I've kept journals in the past, but never felt comfortable actually reading what I'd written.

No, it does not.

Is this different from the usual "power of positive thinking"? You are grateful for good things, so consciously trying to recall what one is/should be grateful for is basically the same as trying to remember which good things happened to you today.

One question regarding the specifics of the 'write stuff down to feel better about it' that doesn't seem to be covered:

After (to take the example from the article) being laid off, I'll probably have a rather negative view of the event. I will feel bad about it, and I will want to blame others. When I write my "feelings regarding the layoff", if they wind up as an angry rant about "my stupid worthless boss" and "my goddamn no-good backstabbing coworkers", does that still work? Or do I need to be more even-handed about this, identify things I might have done wrong and reasons I might have deserved it, admit that it was mostly my fault, etc...?

I don't have access to the books you cite as sources, so it's possible that this is covered specifically in them. But if you can actually boost "happiness, self-esteem, health, and psychological and physical well-being" by writing down an angry rant, I would find that rather surprising.

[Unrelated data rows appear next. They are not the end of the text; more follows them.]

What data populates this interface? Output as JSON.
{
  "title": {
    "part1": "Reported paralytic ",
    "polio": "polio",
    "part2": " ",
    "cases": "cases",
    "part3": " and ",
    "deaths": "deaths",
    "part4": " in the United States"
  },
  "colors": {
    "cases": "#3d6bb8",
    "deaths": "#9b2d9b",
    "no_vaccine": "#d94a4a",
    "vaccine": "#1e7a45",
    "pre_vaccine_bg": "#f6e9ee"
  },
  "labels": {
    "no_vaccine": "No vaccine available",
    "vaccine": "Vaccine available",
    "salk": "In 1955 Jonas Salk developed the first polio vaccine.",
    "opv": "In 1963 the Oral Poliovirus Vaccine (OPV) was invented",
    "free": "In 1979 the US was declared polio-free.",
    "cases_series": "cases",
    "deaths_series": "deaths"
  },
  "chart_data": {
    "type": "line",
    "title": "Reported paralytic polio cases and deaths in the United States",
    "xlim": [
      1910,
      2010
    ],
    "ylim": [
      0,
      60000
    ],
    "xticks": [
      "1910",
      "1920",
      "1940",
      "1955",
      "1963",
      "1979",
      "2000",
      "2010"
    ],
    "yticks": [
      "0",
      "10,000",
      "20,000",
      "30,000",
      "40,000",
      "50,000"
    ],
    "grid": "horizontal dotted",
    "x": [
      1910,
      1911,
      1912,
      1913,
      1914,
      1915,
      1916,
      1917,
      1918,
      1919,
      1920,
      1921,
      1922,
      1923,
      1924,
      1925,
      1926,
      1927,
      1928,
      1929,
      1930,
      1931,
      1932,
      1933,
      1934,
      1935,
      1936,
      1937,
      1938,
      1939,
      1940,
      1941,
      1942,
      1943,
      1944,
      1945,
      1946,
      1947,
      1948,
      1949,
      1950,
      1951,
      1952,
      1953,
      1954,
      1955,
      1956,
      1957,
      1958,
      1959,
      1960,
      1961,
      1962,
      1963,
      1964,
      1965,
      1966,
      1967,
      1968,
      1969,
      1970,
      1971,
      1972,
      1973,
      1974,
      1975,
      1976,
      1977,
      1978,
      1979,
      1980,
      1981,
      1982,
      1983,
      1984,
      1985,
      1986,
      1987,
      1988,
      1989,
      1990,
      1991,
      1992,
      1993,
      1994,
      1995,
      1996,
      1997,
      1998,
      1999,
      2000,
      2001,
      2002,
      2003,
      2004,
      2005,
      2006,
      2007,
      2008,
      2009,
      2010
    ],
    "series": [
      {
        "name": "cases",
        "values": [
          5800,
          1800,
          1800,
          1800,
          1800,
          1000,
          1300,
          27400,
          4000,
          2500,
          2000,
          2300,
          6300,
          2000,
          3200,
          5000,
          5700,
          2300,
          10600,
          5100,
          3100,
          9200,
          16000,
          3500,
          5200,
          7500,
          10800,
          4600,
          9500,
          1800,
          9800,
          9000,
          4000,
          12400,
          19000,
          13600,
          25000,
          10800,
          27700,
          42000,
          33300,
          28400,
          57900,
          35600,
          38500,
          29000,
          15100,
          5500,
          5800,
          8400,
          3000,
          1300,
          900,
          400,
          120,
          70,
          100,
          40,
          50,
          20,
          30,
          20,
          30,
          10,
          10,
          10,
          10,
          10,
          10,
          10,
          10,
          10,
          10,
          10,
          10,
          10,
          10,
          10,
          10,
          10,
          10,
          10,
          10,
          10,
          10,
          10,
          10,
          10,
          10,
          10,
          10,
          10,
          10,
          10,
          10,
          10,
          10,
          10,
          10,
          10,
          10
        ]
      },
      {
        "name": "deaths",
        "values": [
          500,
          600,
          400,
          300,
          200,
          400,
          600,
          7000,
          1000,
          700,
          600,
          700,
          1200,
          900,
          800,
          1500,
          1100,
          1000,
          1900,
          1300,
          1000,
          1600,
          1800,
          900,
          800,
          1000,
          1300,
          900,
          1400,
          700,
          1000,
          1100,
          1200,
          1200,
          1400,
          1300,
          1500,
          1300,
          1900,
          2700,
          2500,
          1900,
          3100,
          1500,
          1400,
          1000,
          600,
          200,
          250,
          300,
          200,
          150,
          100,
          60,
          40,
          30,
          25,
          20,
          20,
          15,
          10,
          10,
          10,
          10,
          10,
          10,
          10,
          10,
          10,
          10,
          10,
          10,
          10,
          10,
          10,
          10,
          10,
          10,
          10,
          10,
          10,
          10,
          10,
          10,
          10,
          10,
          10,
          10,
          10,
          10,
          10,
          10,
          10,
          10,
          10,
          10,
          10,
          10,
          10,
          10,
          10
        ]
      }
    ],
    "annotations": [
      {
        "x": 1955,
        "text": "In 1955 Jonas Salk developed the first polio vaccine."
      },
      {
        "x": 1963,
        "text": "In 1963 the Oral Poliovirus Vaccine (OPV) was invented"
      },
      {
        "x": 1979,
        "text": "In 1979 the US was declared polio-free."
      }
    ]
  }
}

You could look at http://lesswrong.com/lw/94t/meta_analysis_of_writing_therapy/ for more details about the instructions in these writing experiments.

When I write my "feelings regarding the layoff", if they wind up as an angry rant about "my stupid worthless boss" and "my goddamn no-good backstabbing coworkers", does that still work? Or do I need to be more even-handed about this, identify things I might have done wrong and reasons I might have deserved it, admit that it was mostly my fault, etc...?

I don't know the specifics of writing this sort of journal, but I do want to point out that "my stupid worthless boss" and "my goddamn no-good backstabbing coworkers" are not feelings. They are beliefs about the situation, and as such are true or false. If you anticipate believing these things in the future, you might as well go ahead and believe them now, and start getting your resume out pronto.

ETA: Something that had not occurred to me when writing that is that I'm getting laid off in about six weeks time. But I've seen it coming at least a year out. Too complicated, idiosyncratic, and irrelevant story to go into any detail about, but I've simply counted my money, counted what I want to do with my time, and am not actually inconvenienced by it.

Anyone have tips to measure the effectiveness of interventions like this?

You can measure your happiness using the measures that positive psychologists use, for free, here: http://www.authentichappiness.sas.upenn.edu/

In general, scientific study. For an individual personally, I think youd have to rely on introspection.